LONDON, Feb 4 (Reuters) - Spanish government bond yields rose sharply on Monday as investors grew wary that mounting political uncertainty could derail this year's rally and the pressure of upcoming bond auctions exacerbating the selloff.

In Spain, Prime Minister Mariano Rajoy was facing calls to resign over a corruption scandal in which he denies any wrongdoing.

Traders also cited the growing popularity of Italian former premier Silvio Berlusconi, who stepped down in 2011 with Italy in the middle of a full-blown economic crisis, as a big worry for investors before elections this month.

Spanish 10-year government bond yields rose 20 basis points to 5.42 percent while Italian yields were 9 bps higher at 4.42 percent.

"It's that worry of political instability in both Spain and Italy," a trader said. "Rajoy is under a bit of pressure and Berlusconi seems to be making a good old comeback in the polls as well."

"A lot of people have been bullish Spain and Italy for a few months and it's come a long way but there's a lot of supply to get through and a lot of the early-year money has gone to work."

Peripheral debt has started the year strongly, aided by the plentiful supply of cash from central banks and the promise that the European Central Bank will step in and buy bonds of struggling states if necessary.

However, Commerzbank strategists said the time was right to start cutting back investments in peripheral debt as current low yield levels tested technical supports and the Spanish political risks mounted.

The selloff hit sovereigns right across the region's periphery of weak states, with Irish, Greek and Portuguese bond yields also moving higher on the day, but an upcoming sale of Spanish bonds on Thursday exaggerated the selloff there.

"There's probably not enough in terms of two-way flow to absorb the selling that's occurring, which means that yields rise and spreads widen. There'd be a reluctance from dealers to get too long given the supply that's coming later in the week," said Peter Chatwell, strategist at Credit Agricole in London.

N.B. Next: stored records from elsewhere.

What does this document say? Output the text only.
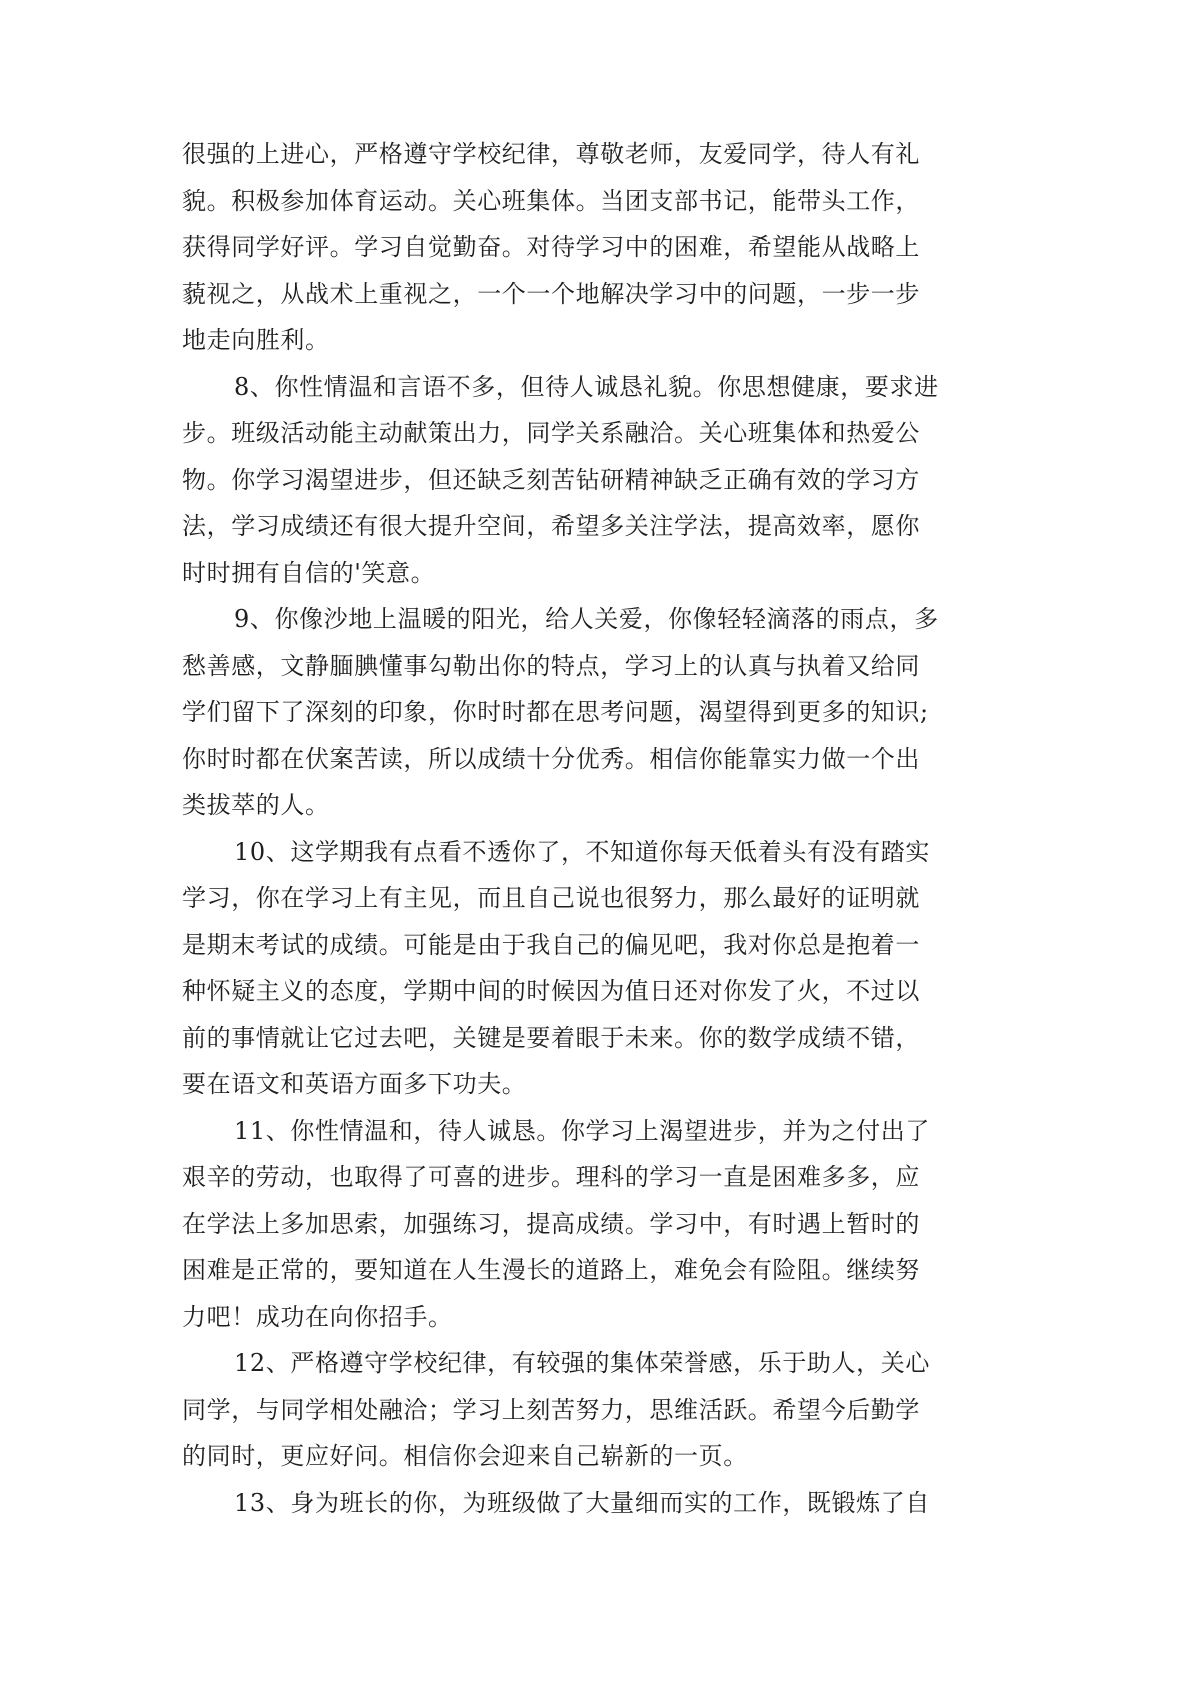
很强的上进心，严格遵守学校纪律，尊敬老师，友爱同学，待人有礼
貌。积极参加体育运动。关心班集体。当团支部书记，能带头工作，
获得同学好评。学习自觉勤奋。对待学习中的困难，希望能从战略上
藐视之，从战术上重视之，一个一个地解决学习中的问题，一步一步
地走向胜利。
8、你性情温和言语不多，但待人诚恳礼貌。你思想健康，要求进
步。班级活动能主动献策出力，同学关系融洽。关心班集体和热爱公
物。你学习渴望进步，但还缺乏刻苦钻研精神缺乏正确有效的学习方
法，学习成绩还有很大提升空间，希望多关注学法，提高效率，愿你
时时拥有自信的'笑意。
9、你像沙地上温暖的阳光，给人关爱，你像轻轻滴落的雨点，多
愁善感，文静腼腆懂事勾勒出你的特点，学习上的认真与执着又给同
学们留下了深刻的印象，你时时都在思考问题，渴望得到更多的知识;
你时时都在伏案苦读，所以成绩十分优秀。相信你能靠实力做一个出
类拔萃的人。
10、这学期我有点看不透你了，不知道你每天低着头有没有踏实
学习，你在学习上有主见，而且自己说也很努力，那么最好的证明就
是期末考试的成绩。可能是由于我自己的偏见吧，我对你总是抱着一
种怀疑主义的态度，学期中间的时候因为值日还对你发了火，不过以
前的事情就让它过去吧，关键是要着眼于未来。你的数学成绩不错，
要在语文和英语方面多下功夫。
11、你性情温和，待人诚恳。你学习上渴望进步，并为之付出了
艰辛的劳动，也取得了可喜的进步。理科的学习一直是困难多多，应
在学法上多加思索，加强练习，提高成绩。学习中，有时遇上暂时的
困难是正常的，要知道在人生漫长的道路上，难免会有险阻。继续努
力吧！成功在向你招手。
12、严格遵守学校纪律，有较强的集体荣誉感，乐于助人，关心
同学，与同学相处融洽；学习上刻苦努力，思维活跃。希望今后勤学
的同时，更应好问。相信你会迎来自己崭新的一页。
13、身为班长的你，为班级做了大量细而实的工作，既锻炼了自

Spain will sell bonds maturing in 2015, 2018 and 2029.

BUNDS BOUNCE

German Bund futures, often used as a hedge against a flare-up in the region's weaker sovereigns, trimmed early losses when Spanish and Italian bonds started trading but, at 141.90, remained 11 ticks lower than at Friday's settlement.

Much of that fall can be attributed to a steep selloff in U.S. Treasuries late on Friday after jobs and manufacturing data showed recovery in the world's largest economy remained on track.

"Sentiment still remains pretty negative for Bunds. We're testing support around 1.7 percent. To get through that level we're going to need to see further signs of improving sentiment towards the euroland economy," said Nick Stamenkovic, strategist at RIA Capital Markets.

Any rally in Bunds was likely to be used by others as a chance to sell but the potential for another major selloff remained limited due to the sheer scale of recent falls, Stamenkovic said.

The 10-year German yield was last at 1.68 percent, 1 basis point higher on the day and 31 bps up compared to levels seen on the final trading session of 2012.